Some zero WTP responses may also be erroneous values. Trimmed estimators can be employed if outliers exist. The problem with trimmed estimators is the determination of the observations that are ‘erronous’, and hence those which should be excluded from the calculation. A common practice is to trim the top and bottom 5% or 10% of the distribution of WTP observation.

Other modified estimators are mean WTP values with biased and illegitimate responses removed. Biased and illegitimate responses are identified by a series of questions designed to find out why respondents gave that particular WTP response. Modification are also done with protest responses (where respondents that are not willing to pay any amount even though they value the good) are omitted from the sample.

Stage 4: Estimation

A bid curve can be estimated to investigate the determinants of WTP bids. For a continuous question format (open-ended type question), standard OLS estimation techniques can be applied:

WTPi = ƒ(Y, V, S) + e

Where y = income, V = visits, and S = substitutes. There is no theoretical correct form of this function. But if a log-log function is used, it will provide the Hicksian compensated demand curve for the good, and permits the average Hicksian consumer surplus per visitor to be estimated, as the area under the demand curve for the average visitor who is assumed to make the mean number of visits in a given time period.

Besides traditional open ended question, a close ended question like a bidding format can also be used. In the bidding process, the respondent is asked a series of dichotomous choice questions until some point estimate of WTP is reached. The dichotomous choice question was pioneered by Bishop and Heberlain (1979), where a single dichotomous choice question is asked, and the dollar amount is treated as a threshold. If the good is valued more highly than the threshold dollar amount, the person answers “yes”, otherwise “no”. As concluded by the NOAA panel report,

“….asking respondents to give a dollar valuation in response to an open ended question presents them with an extremely difficult task. At the same time, CV proponents also recognize that presenting respondents a set of dollar amounts

from which they are to choose is likely to create anchoring and other forms of bias. Thus, we recommend as the most desirable form of CVM elicitation the use of a dichotomous question that asks respondents to vote for or against a particular level of taxation, as occurs with most real referenda” (Arrow et al., 1993).

To obtain Hicksian compensating and equivalent welfare measures from discrete response data, a Logit or Probit model is typically estimated (Hanemann, 1984).

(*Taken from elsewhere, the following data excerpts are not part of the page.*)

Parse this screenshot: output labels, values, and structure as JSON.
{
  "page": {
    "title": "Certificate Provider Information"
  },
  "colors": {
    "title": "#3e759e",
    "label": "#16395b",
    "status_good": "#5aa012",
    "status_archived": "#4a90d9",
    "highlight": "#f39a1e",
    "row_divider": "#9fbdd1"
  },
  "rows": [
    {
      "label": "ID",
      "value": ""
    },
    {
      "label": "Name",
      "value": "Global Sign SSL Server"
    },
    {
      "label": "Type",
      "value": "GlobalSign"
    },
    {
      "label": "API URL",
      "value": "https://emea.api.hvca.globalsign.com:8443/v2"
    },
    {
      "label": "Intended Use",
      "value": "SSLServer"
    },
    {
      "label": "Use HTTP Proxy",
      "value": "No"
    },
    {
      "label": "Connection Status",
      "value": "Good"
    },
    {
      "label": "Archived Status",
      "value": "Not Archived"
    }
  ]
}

A double-bounded CVM approach was first proposed by Hanemann (1985) and first implemented by Carson, Hanemann and Mitchell (1986). In double-bounded CVM, the respondents are engaged in two rounds of bidding: participants respond to a first dollar amount and then face a second question involving another dollar amount, higher or lower depending on the response to the first question. Hanemann et al. (1991) have proved that the double-bounded dichotomous choice model is asymptotically more efficient than the single-bounded model. Therefore the confidence intervals are tighter in double-bounded compared to the single-bounded model.